When I say “struggle” I don’t mean all out wrestling or emotional pain…just a now and then thing to pray about and deal with.
For the past several months, I’ve been struggling with the fact that our life is boring.
I see people I know doing all sorts of cool things.
*going on hikes
*taking cool trips (even just small cheap trips, I don’t mean big European vacations)
*having cool parties
*hanging out with groups of friends
*doing something every weekend that looks neat
*buying a new house, car, etc
I wonder why these things seem to cause me to struggle. I’m really not sure. If we were to be doing all those things, I would be exhausted. I’m not the personality that loves being out of the house running places all day every day.
I don’t even want to do some of the things that I see them doing.
One reason we don’t do those things is that my husband is rarely around and when he is, we rest and have “just us” family time.
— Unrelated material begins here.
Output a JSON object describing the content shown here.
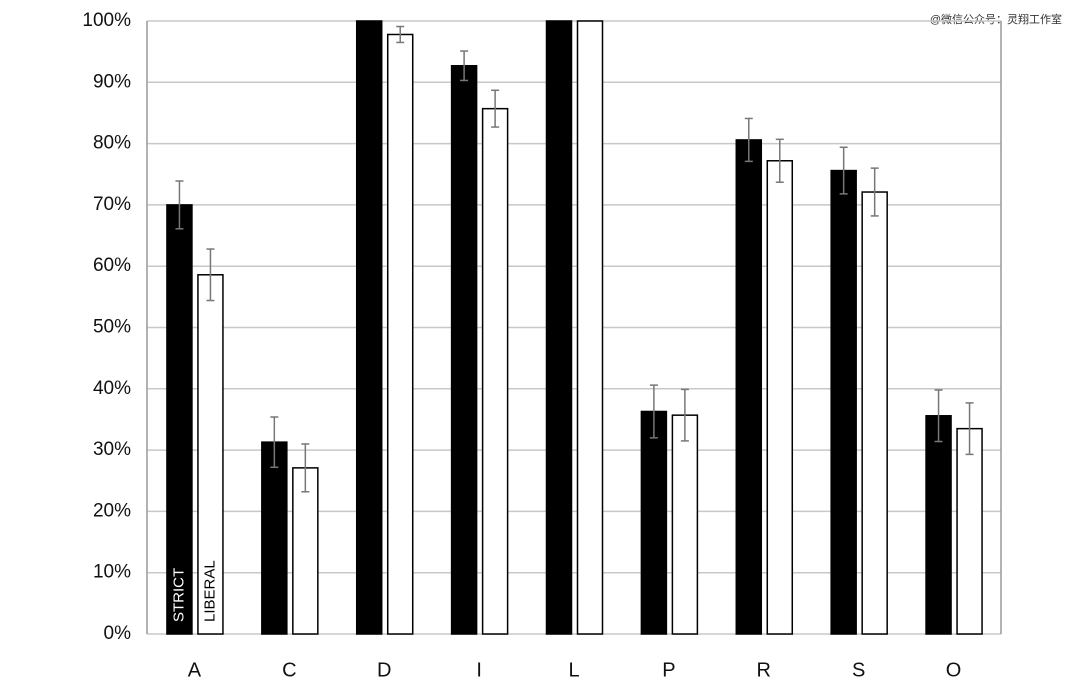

Another reason (house…) is that we’re working on living within our means and paying off things and being content with the things we have.
Recently, a group of friends shared updates in our lives and I must have been in one of these struggling moments because I said, “Nothing much is going on around here. Basically we’re boring.”
Someone said, “Hey for you boring must sound heavenly right?”
Then I realized that yes for us boring is wonderful. Having a calm quiet peaceful life without drama, tragedy, trials, crisis, and emergencies is an amazing wonderful shift in our lives and I am going to ask for the Lord’s help to just embrace it.
Honestly, the struggling is/was plain silly because like I said I would be exhausted to always be going and doing stuff…..I don’t even WANT to do all that.
Amazing how our minds and hearts can get away from trusting God and enjoying the life we live when we put our eyes on others. To be clear, no one that I was watching live exciting lives was boasting or trying to make me feel boring! It was just my own silly self!